Overall, the Hurun list—which reflects a snapshot of global wealth based on calculations made Jan. 15—counted 3,442 billionaires in the world, up 5%, or 163, from a year ago. Their total wealth rose 13% to just under $17 trillion.

In November, New York research firm Altrata reported that the billionaire population rose 4% in 2023 to 3,323 individuals and their wealth rose 9% to $12.1 trillion.

Elon Musk, CEO of electric-car maker Tesla and right-hand advisor to President Donald Trump, topped the list for the fourth time in five years, with recorded wealth of $420 billion as of mid-January as Tesla stock soared in the aftermath of the U.S. election, according to Hurun’s calculations.

The firm noted that Musk’s wealth has since nosedived about $100 billion, falling along with shares of Tesla although the EV car maker is benefiting on Thursday from Trump’s 25% tariff on cars made outside the U.S.

According to the Bloomberg Billionaires Index, Musk’s wealth stood at about $336 billion as of the market’s close on Wednesday, although measuring his exact wealth —including stakes in his privately held companies and the undiscounted value of his Tesla shares—is difficult to precisely determine.

The overall list this year contained 387 new billionaires, while 177 dropped off the list—more than 80 of which were from China, Hurun said. “China’s economy is continuing to restructure, with the drop-offs coming from a weeding out of healthcare and new energy and traditional manufacturing, as well as real estate,” Hoogewerf said in the release.
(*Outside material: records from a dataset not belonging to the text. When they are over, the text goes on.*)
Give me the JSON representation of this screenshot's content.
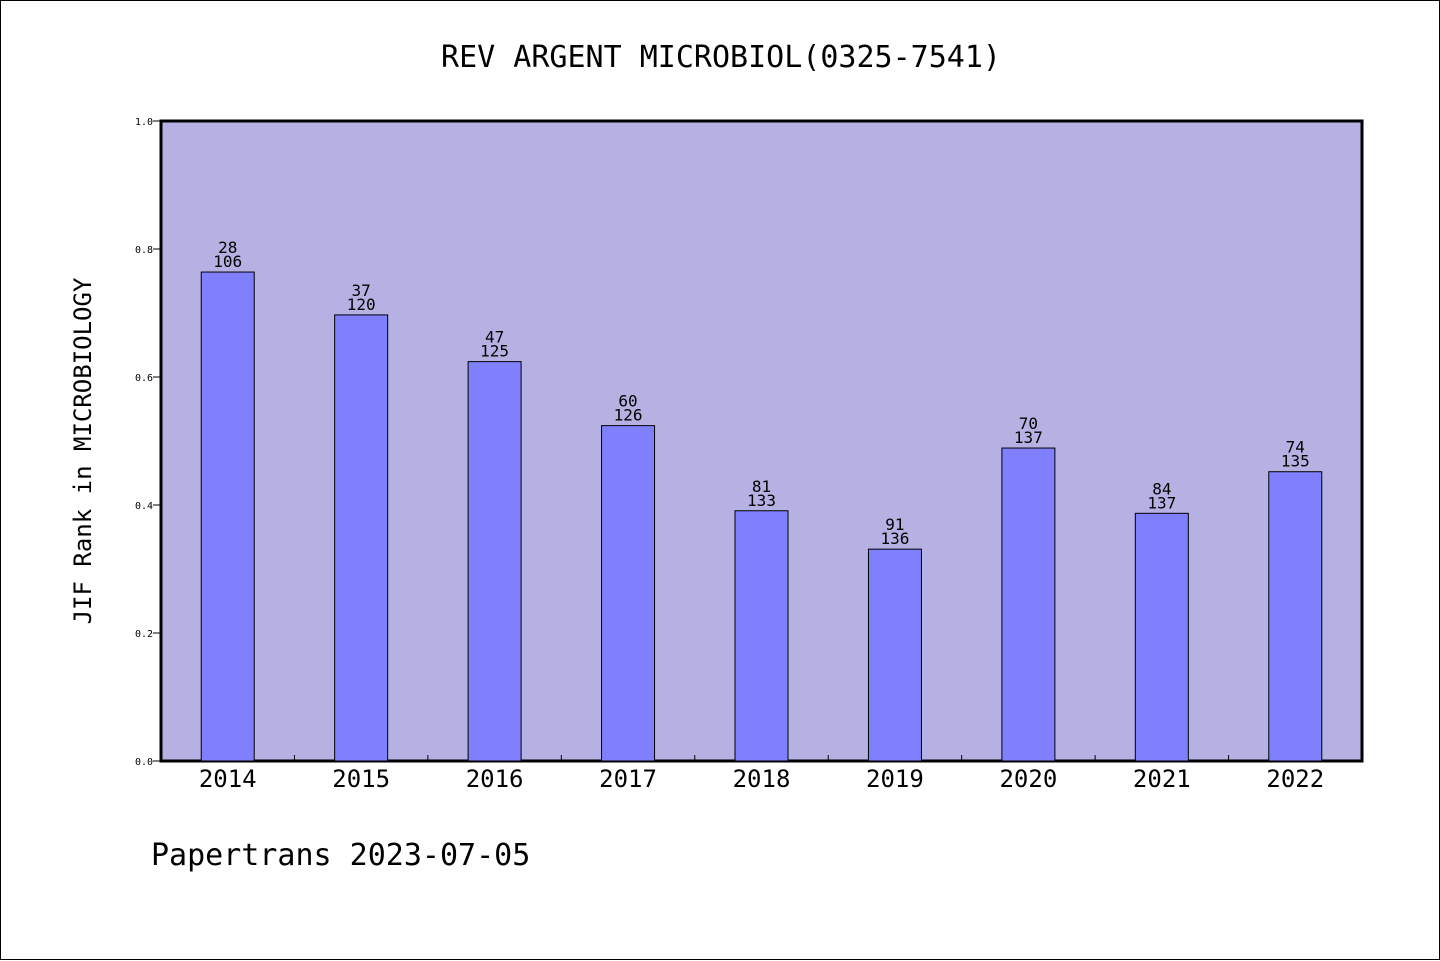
{
  "chart_data": {
    "type": "bar",
    "title": "REV ARGENT MICROBIOL(0325-7541)",
    "ylabel": "JIF Rank in MICROBIOLOGY",
    "xlabel": "",
    "ylim": [
      0,
      1.0
    ],
    "yticks": [
      "0.0",
      "0.2",
      "0.4",
      "0.6",
      "0.8",
      "1.0"
    ],
    "categories": [
      "2014",
      "2015",
      "2016",
      "2017",
      "2018",
      "2019",
      "2020",
      "2021",
      "2022"
    ],
    "values": [
      0.764,
      0.697,
      0.624,
      0.524,
      0.391,
      0.331,
      0.489,
      0.387,
      0.452
    ],
    "rank": [
      "28",
      "37",
      "47",
      "60",
      "81",
      "91",
      "70",
      "84",
      "74"
    ],
    "total": [
      "106",
      "120",
      "125",
      "126",
      "133",
      "136",
      "137",
      "137",
      "135"
    ],
    "grid": false,
    "legend": "none",
    "colors": {
      "plot_background": "#b6b1e3",
      "bar_fill": "#8080ff",
      "bar_stroke": "#000000"
    }
  },
  "footer": {
    "text": "Papertrans 2023-07-05"
  }
}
Among those who wealth sank was Colin Huang, the founder of PDD Holdings —the parent company of e-commerce platforms Temu and Pinduoduo—who lost $17 billion.

Also, Zhong Shanshan, the founder and chair of the Nongfu Spring beverage company and the majority owner of Beijing Wantai Biological Pharmacy Enterprise , lost $8 billion from “intensifying competition” in the market for bottled water. The loss knocked Zhong from his top rank in China, which is now held by Zhang Yiming founder of Tik-Tok owner Bytedance. Zhang is ranked No. 22 overall.
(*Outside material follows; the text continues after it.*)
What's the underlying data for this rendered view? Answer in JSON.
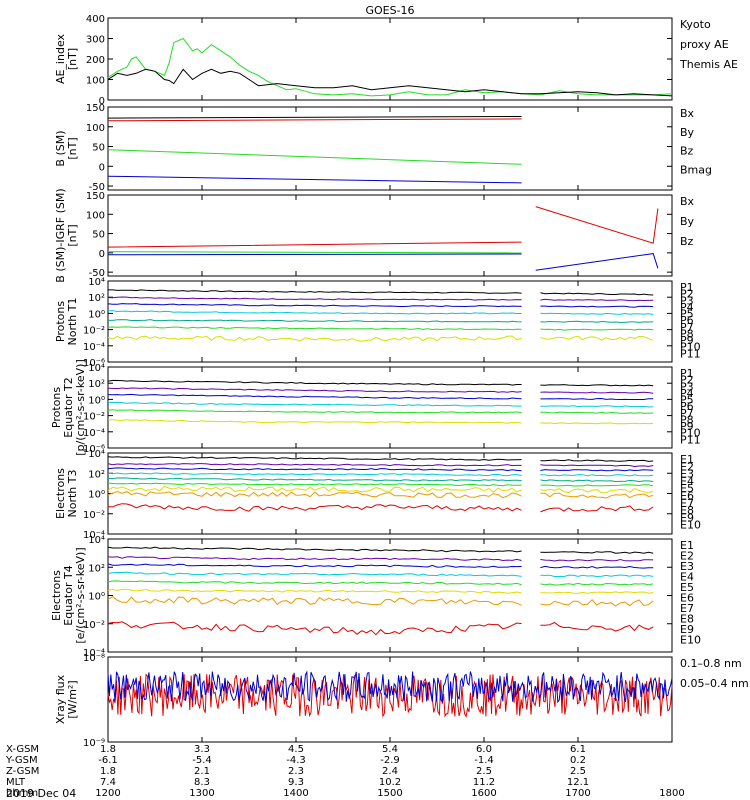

Hurun’s top 10 billionaires is a familiar group of largely U.S. individuals including Jeff Bezos, Mark Zuckerberg, and Larry Ellison. The list has France’s LVMH CEO Bernard Arnault in seventh place, three notches down from his fourth ranked spot on the Bloomberg list, reflecting a slump in luxury products last year.

Nvidia CEO Jensen Huang is ranked No. 11 on Hurun’s list as his wealth nearly tripled to $128 billion through Jan. 15. Other AI billionaires found lower down on the list include Liang Wenfeng, 40, founder and CEO of DeepSeek, with wealth of $4.5 billion and Sam Altman, CEO of OpenAI, with $1.8 billion.

Also making the list were musicians Jay-Z ($2.7 billion), Rihanna ($1.7 billion), Taylor Swift ($1.6 billion), and Paul McCartney ($1 billion). Sports stars included Michael Jordan ($3.3 billion), Tiger Woods ($1.7 billion), Floyd Mayweather ($1.3 billion), and LeBron James ($1.3 billion).

Wealth continues to surge across the globe, but Hoogewerf noted those amassing it aren’t overly generous.

“We only managed to find three individuals in the past year who donated more than $1 billion,” he said. Warren Buffet gave $5.3 billion, mainly to the Bill and Melinda Gates Foundation, while Michael Bloomberg —ranked No. 19 with wealth of $92 billion—gave $3.7 billion to various causes. Netflix founder Reed Hastings, ranked No. 474 with wealth of $6.2 billion, donated $1.1 billion.